8 comments on “Subwoofers and full range speakers”

  1. I think I have a minor difference about directionality in the bass. I believe it’s non-directional higher than Paul does. I recall a listener standing right next to a set of subs crossing at 65 Hz and telling the demonstrator the subs weren’t working. The demonstrator had to take the sub grills off and allow the listener to feel the subs pumping away. So I suspect non-directionality is even a bit higher than even that 65 Hz.

    Also I am a fan of subs with high pass filters for the main speakers, at least when the filter is designed to integrate with the main speakers. I have a custom set up with 18″ subs crossing at 85 Hz with a 4th order LR filter. And by adding the sub the main speaker significantly opened up due to it not having to work nearly as hard as when it went full range(the mid 40s I believe in my case).

  2. Now that you have focused on subs recently and at the risk of sounding stupid, can you explain how to connect subs in a legacy 2 channel setup?

    1. Hello, well as usual, it will depend. Do you have preamp outputs or only speaker level outputs. Many subwoofers have both as inputs and a specific LFE input (most receivers have that LFE output these days, some even have two, for adding two subwoofers if you want). For a legacy 2.0 stereo you can use the preamp outputs (if you have them) or speaker level outputs, which of course you would have. (Then the speaker level outputs from the sub go to your left and right speakers).

      There are lots of YouTube videos on this if you search for “How to connect a subwoofer”, but my advice would be to download the manual for any prospective subwoofer you are interested in, such as a SVS or REL, for example, and read through their instructions.

      While using speaker level outputs can work in a pinch, I believe they are a compromise at best and might introduce a small amount of additional distortion, but if that is your only option well, there you are.

  3. Rel had a great take on *integration* with main speakers.
    The combination of sub level and crossover is experimental, but can be dialed in quite easily.

    I use a single Rel T/9i slightly out of a corner, and firing diagonally across the longest dimension of the room.

    I did experiment with a hi-pass setup on the main amp, and found I had better integration with the mains running full range. I turn the Rel off on occasion just to see how capable my ported mains ( with foam “bungs” in the ports (a separate port for each 6.5″ driver).

    If I had anything less than awesome bass, I would add another Rel.

  4. It must be at least 5 years ago when I started reading Paul’s enthusiasm about augmenting full-range speakers with subwoofers. It was enough to inspire me to purchase a couple of subs for my 2-channel system. I wasn’t confident enough about selecting a good match for my B&W 800 Diamonds so I went with the then B&W offering of a pair of DB1s (class D, 1000W-powered, 12inch, front and rear drivers). I used the recommended set up, connecting them to the preamp and with a crossover of 80Hz. The results were very satisfying. I’ve moved house a few times since then and each time (not surprisingly) run into room mode issues but put up with them promising myself I would address them when I settled in more permanent accommodation.

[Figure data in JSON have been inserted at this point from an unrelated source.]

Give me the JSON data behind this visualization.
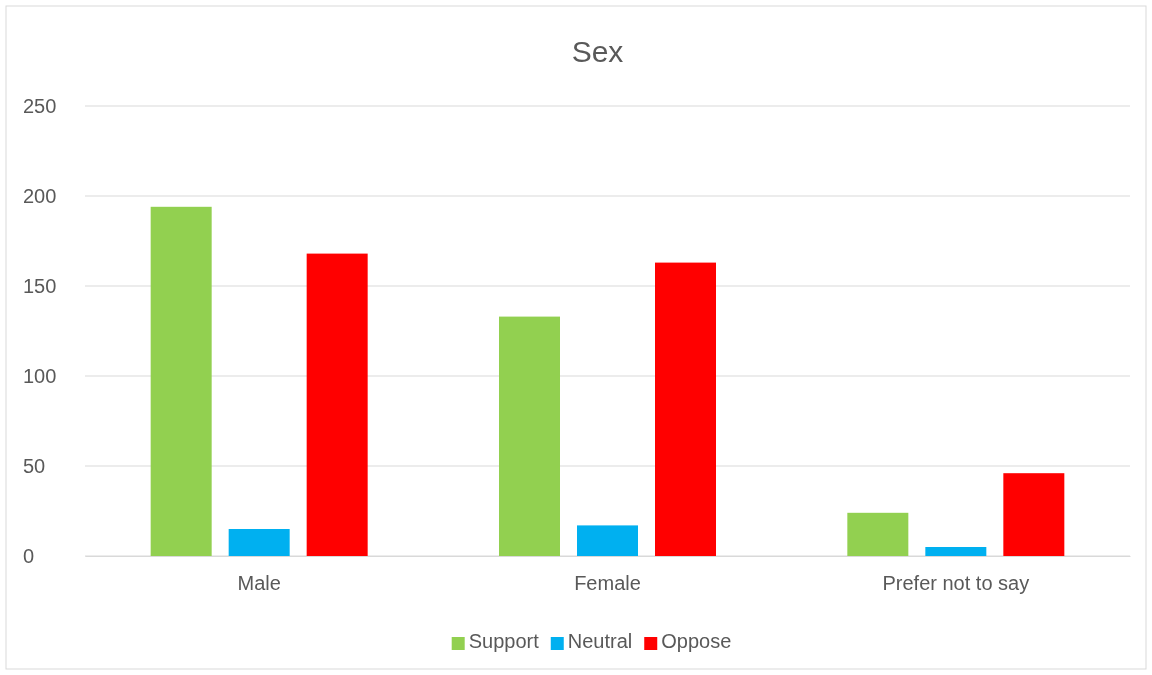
{
  "chart_data": {
    "type": "bar",
    "title": "Sex",
    "categories": [
      "Male",
      "Female",
      "Prefer not to say"
    ],
    "series": [
      {
        "name": "Support",
        "color": "#92d050",
        "values": [
          194,
          133,
          24
        ]
      },
      {
        "name": "Neutral",
        "color": "#00b0f0",
        "values": [
          15,
          17,
          5
        ]
      },
      {
        "name": "Oppose",
        "color": "#ff0000",
        "values": [
          168,
          163,
          46
        ]
      }
    ],
    "ylim": [
      0,
      250
    ],
    "yticks": [
      0,
      50,
      100,
      150,
      200,
      250
    ],
    "grid": "y",
    "legend": "bottom"
  }
}
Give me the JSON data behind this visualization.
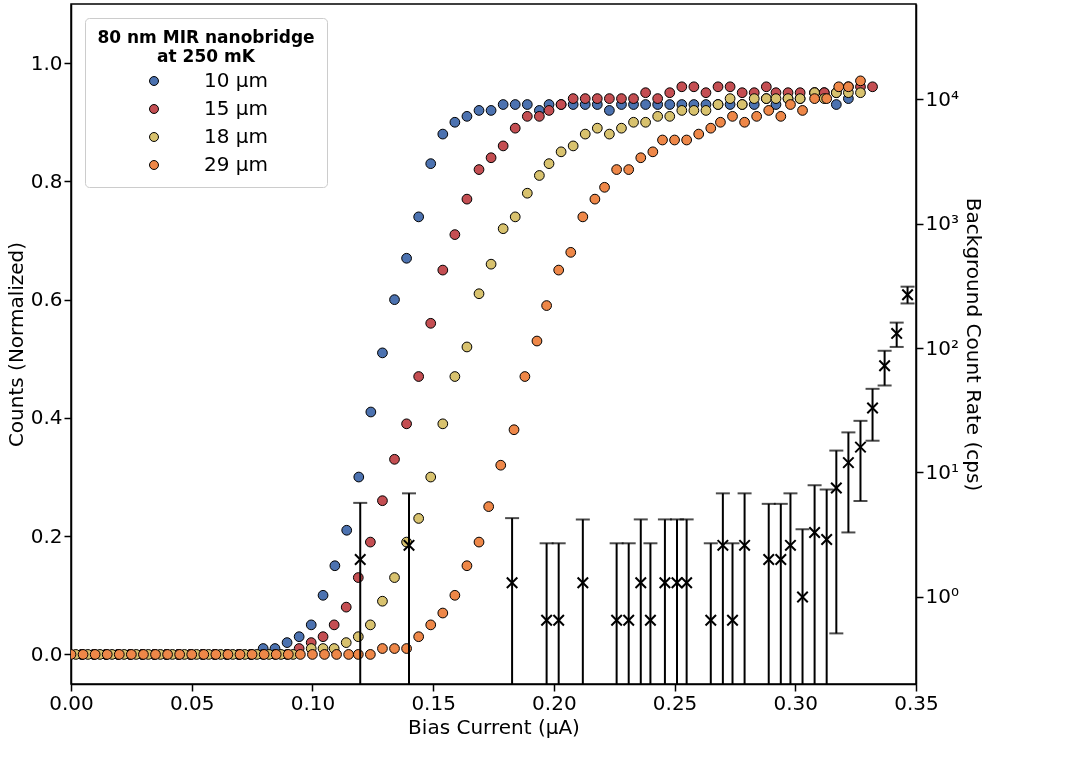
{
  "chart_data": {
    "type": "scatter",
    "xlabel": "Bias Current (μA)",
    "ylabel": "Counts (Normalized)",
    "y2label": "Background Count Rate (cps)",
    "legend_title": "80 nm MIR nanobridge\nat 250 mK",
    "legend": "top left",
    "marker": "circle",
    "grid": false,
    "log": "y2",
    "xlim": [
      0,
      0.35
    ],
    "xticks": [
      {
        "value": 0,
        "label": "0.00"
      },
      0.05,
      {
        "value": 0.1,
        "label": "0.10"
      },
      0.15,
      {
        "value": 0.2,
        "label": "0.20"
      },
      0.25,
      {
        "value": 0.3,
        "label": "0.30"
      },
      0.35
    ],
    "ylim": [
      -0.05,
      1.1
    ],
    "yticks": [
      {
        "value": 0,
        "label": "0.0"
      },
      0.2,
      0.4,
      0.6,
      0.8,
      {
        "value": 1,
        "label": "1.0"
      }
    ],
    "y2lim": [
      0.2,
      58000
    ],
    "y2ticks": [
      {
        "value": 1,
        "label": "10⁰"
      },
      {
        "value": 10,
        "label": "10¹"
      },
      {
        "value": 100,
        "label": "10²"
      },
      {
        "value": 1000,
        "label": "10³"
      },
      {
        "value": 10000,
        "label": "10⁴"
      }
    ],
    "series": [
      {
        "name": "10 μm",
        "color": "#4c72b0",
        "x": [
          0.0045,
          0.0095,
          0.0145,
          0.0195,
          0.0245,
          0.0295,
          0.0345,
          0.0395,
          0.0445,
          0.0495,
          0.0545,
          0.0595,
          0.0645,
          0.0695,
          0.0745,
          0.0796,
          0.0845,
          0.0895,
          0.0945,
          0.0995,
          0.1044,
          0.1093,
          0.1142,
          0.1192,
          0.1242,
          0.129,
          0.134,
          0.139,
          0.144,
          0.149,
          0.154,
          0.159,
          0.164,
          0.169,
          0.174,
          0.179,
          0.184,
          0.189,
          0.194,
          0.198,
          0.203,
          0.208,
          0.213,
          0.218,
          0.223,
          0.228,
          0.233,
          0.238,
          0.243,
          0.248,
          0.253,
          0.258,
          0.263,
          0.268,
          0.273,
          0.278,
          0.283,
          0.288,
          0.292,
          0.297,
          0.302,
          0.308,
          0.312,
          0.317,
          0.322
        ],
        "values": [
          0,
          0,
          0,
          0,
          0,
          0,
          0,
          0,
          0,
          0,
          0,
          0,
          0,
          0,
          0,
          0.01,
          0.01,
          0.02,
          0.03,
          0.05,
          0.1,
          0.15,
          0.21,
          0.3,
          0.41,
          0.51,
          0.6,
          0.67,
          0.74,
          0.83,
          0.88,
          0.9,
          0.91,
          0.92,
          0.92,
          0.93,
          0.93,
          0.93,
          0.92,
          0.93,
          0.93,
          0.93,
          0.93,
          0.93,
          0.92,
          0.93,
          0.93,
          0.93,
          0.93,
          0.93,
          0.93,
          0.93,
          0.93,
          0.93,
          0.93,
          0.93,
          0.93,
          0.94,
          0.93,
          0.94,
          0.94,
          0.95,
          0.95,
          0.93,
          0.94
        ]
      },
      {
        "name": "15 μm",
        "color": "#c44e52",
        "x": [
          0.0045,
          0.0095,
          0.0145,
          0.0195,
          0.0245,
          0.0295,
          0.0345,
          0.0395,
          0.0445,
          0.0495,
          0.0545,
          0.0595,
          0.0645,
          0.0695,
          0.0745,
          0.0795,
          0.0845,
          0.0895,
          0.0945,
          0.0995,
          0.1044,
          0.109,
          0.114,
          0.119,
          0.124,
          0.129,
          0.134,
          0.139,
          0.144,
          0.149,
          0.154,
          0.159,
          0.164,
          0.169,
          0.174,
          0.179,
          0.184,
          0.189,
          0.194,
          0.198,
          0.203,
          0.208,
          0.213,
          0.218,
          0.223,
          0.228,
          0.233,
          0.238,
          0.243,
          0.248,
          0.253,
          0.258,
          0.263,
          0.268,
          0.273,
          0.278,
          0.283,
          0.288,
          0.292,
          0.297,
          0.302,
          0.308,
          0.312,
          0.317,
          0.322,
          0.327,
          0.332
        ],
        "values": [
          0,
          0,
          0,
          0,
          0,
          0,
          0,
          0,
          0,
          0,
          0,
          0,
          0,
          0,
          0,
          0,
          0,
          0,
          0.01,
          0.02,
          0.03,
          0.05,
          0.08,
          0.13,
          0.19,
          0.26,
          0.33,
          0.39,
          0.47,
          0.56,
          0.65,
          0.71,
          0.77,
          0.82,
          0.84,
          0.86,
          0.89,
          0.91,
          0.91,
          0.92,
          0.93,
          0.94,
          0.94,
          0.94,
          0.94,
          0.94,
          0.94,
          0.95,
          0.94,
          0.95,
          0.96,
          0.96,
          0.95,
          0.96,
          0.96,
          0.95,
          0.95,
          0.96,
          0.95,
          0.95,
          0.95,
          0.95,
          0.95,
          0.95,
          0.96,
          0.96,
          0.96
        ]
      },
      {
        "name": "18 μm",
        "color": "#d8c26e",
        "x": [
          0.002,
          0.007,
          0.012,
          0.017,
          0.022,
          0.027,
          0.032,
          0.037,
          0.042,
          0.047,
          0.052,
          0.057,
          0.062,
          0.067,
          0.072,
          0.077,
          0.082,
          0.087,
          0.092,
          0.0995,
          0.1044,
          0.109,
          0.114,
          0.119,
          0.124,
          0.129,
          0.134,
          0.139,
          0.144,
          0.149,
          0.154,
          0.159,
          0.164,
          0.169,
          0.174,
          0.179,
          0.184,
          0.189,
          0.194,
          0.198,
          0.203,
          0.208,
          0.213,
          0.218,
          0.223,
          0.228,
          0.233,
          0.238,
          0.243,
          0.248,
          0.253,
          0.258,
          0.263,
          0.268,
          0.273,
          0.278,
          0.283,
          0.288,
          0.292,
          0.297,
          0.302,
          0.308,
          0.312,
          0.317,
          0.322,
          0.327
        ],
        "values": [
          0,
          0,
          0,
          0,
          0,
          0,
          0,
          0,
          0,
          0,
          0,
          0,
          0,
          0,
          0,
          0,
          0,
          0,
          0,
          0.01,
          0.01,
          0.01,
          0.02,
          0.03,
          0.05,
          0.09,
          0.13,
          0.19,
          0.23,
          0.3,
          0.39,
          0.47,
          0.52,
          0.61,
          0.66,
          0.72,
          0.74,
          0.78,
          0.81,
          0.83,
          0.85,
          0.86,
          0.88,
          0.89,
          0.88,
          0.89,
          0.9,
          0.9,
          0.91,
          0.91,
          0.92,
          0.92,
          0.92,
          0.93,
          0.94,
          0.93,
          0.94,
          0.94,
          0.94,
          0.94,
          0.94,
          0.95,
          0.94,
          0.95,
          0.95,
          0.95
        ]
      },
      {
        "name": "29 μm",
        "color": "#ee8748",
        "x": [
          0,
          0.005,
          0.01,
          0.015,
          0.02,
          0.025,
          0.03,
          0.035,
          0.04,
          0.045,
          0.05,
          0.055,
          0.06,
          0.065,
          0.07,
          0.075,
          0.08,
          0.085,
          0.09,
          0.095,
          0.1,
          0.105,
          0.11,
          0.115,
          0.119,
          0.124,
          0.129,
          0.134,
          0.139,
          0.144,
          0.149,
          0.154,
          0.159,
          0.164,
          0.169,
          0.173,
          0.178,
          0.1835,
          0.188,
          0.193,
          0.197,
          0.202,
          0.207,
          0.212,
          0.217,
          0.221,
          0.226,
          0.231,
          0.236,
          0.241,
          0.245,
          0.25,
          0.255,
          0.26,
          0.265,
          0.269,
          0.274,
          0.279,
          0.284,
          0.289,
          0.294,
          0.298,
          0.303,
          0.308,
          0.313,
          0.318,
          0.322,
          0.327
        ],
        "values": [
          0,
          0,
          0,
          0,
          0,
          0,
          0,
          0,
          0,
          0,
          0,
          0,
          0,
          0,
          0,
          0,
          0,
          0,
          0,
          0,
          0,
          0,
          0,
          0,
          0,
          0,
          0.01,
          0.01,
          0.01,
          0.03,
          0.05,
          0.07,
          0.1,
          0.15,
          0.19,
          0.25,
          0.32,
          0.38,
          0.47,
          0.53,
          0.59,
          0.65,
          0.68,
          0.74,
          0.77,
          0.79,
          0.82,
          0.82,
          0.84,
          0.85,
          0.87,
          0.87,
          0.87,
          0.88,
          0.89,
          0.9,
          0.91,
          0.9,
          0.91,
          0.92,
          0.91,
          0.93,
          0.92,
          0.94,
          0.94,
          0.96,
          0.96,
          0.97
        ]
      },
      {
        "axis": "y2",
        "color": "#000000",
        "marker": "cross",
        "x": [
          0.1198,
          0.14,
          0.1827,
          0.197,
          0.202,
          0.212,
          0.226,
          0.231,
          0.236,
          0.24,
          0.246,
          0.251,
          0.255,
          0.265,
          0.27,
          0.274,
          0.279,
          0.289,
          0.294,
          0.298,
          0.303,
          0.308,
          0.313,
          0.317,
          0.322,
          0.327,
          0.332,
          0.337,
          0.342,
          0.3465
        ],
        "values": [
          2.0,
          2.6,
          1.3,
          0.65,
          0.65,
          1.3,
          0.65,
          0.65,
          1.3,
          0.65,
          1.3,
          1.3,
          1.3,
          0.65,
          2.6,
          0.65,
          2.6,
          2.0,
          2.0,
          2.6,
          1.0,
          3.3,
          2.9,
          7.5,
          12,
          16,
          33,
          72,
          131,
          268
        ],
        "errors": [
          [
            0.2,
            5.7
          ],
          [
            0.2,
            6.8
          ],
          [
            0.2,
            4.3
          ],
          [
            0.2,
            2.7
          ],
          [
            0.2,
            2.7
          ],
          [
            0.2,
            4.2
          ],
          [
            0.2,
            2.7
          ],
          [
            0.2,
            2.7
          ],
          [
            0.2,
            4.2
          ],
          [
            0.2,
            2.7
          ],
          [
            0.2,
            4.2
          ],
          [
            0.2,
            4.2
          ],
          [
            0.2,
            4.2
          ],
          [
            0.2,
            2.7
          ],
          [
            0.2,
            6.8
          ],
          [
            0.2,
            2.7
          ],
          [
            0.2,
            6.8
          ],
          [
            0.2,
            5.6
          ],
          [
            0.2,
            5.6
          ],
          [
            0.2,
            6.8
          ],
          [
            0.2,
            3.5
          ],
          [
            0.2,
            7.9
          ],
          [
            0.2,
            7.3
          ],
          [
            0.51,
            15
          ],
          [
            3.3,
            21
          ],
          [
            5.9,
            26
          ],
          [
            18,
            47
          ],
          [
            50,
            95
          ],
          [
            102,
            160
          ],
          [
            228,
            311
          ]
        ]
      }
    ]
  }
}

    Recently, Paul’s spoken a few times (including today) about ‘near-field’ subwoofer placement after experiencing this at Darren Myer’s house. I was intrigued so I re-arranged my set up, placing the subs on either side of my listening position. In short, the improvement is startling! The room modes are attenuated and the time alignment has greatly improved. It was as hahax wrote above, the effect is so transparent that you really wonder if the subs are actually working!

    If you too have been wondering about near-field subwoofer placement, I heartily recommend you try it out.

  5. If you look at the frequency response graphs of most full range speakers there’s a steep drop off from it’s stated low end extension. Only a true subwoofer can fill that gap flat to 20Hz and below and fill the room.

  6. At 50hz LP/HP crossover (12db per octave) between my stand monitors (flat to 38hz) and powered sub (flat to 18hz), the blend and hand-off are absolutely transparent, seamless and fast. With the lowest bass relieved from the monitors and stereo amp, overall, I have 5-6 db more headroom and output with less distortion, better transients, more punch and an ease of playback in the upper bass and lower midrange…a win-win all the way around!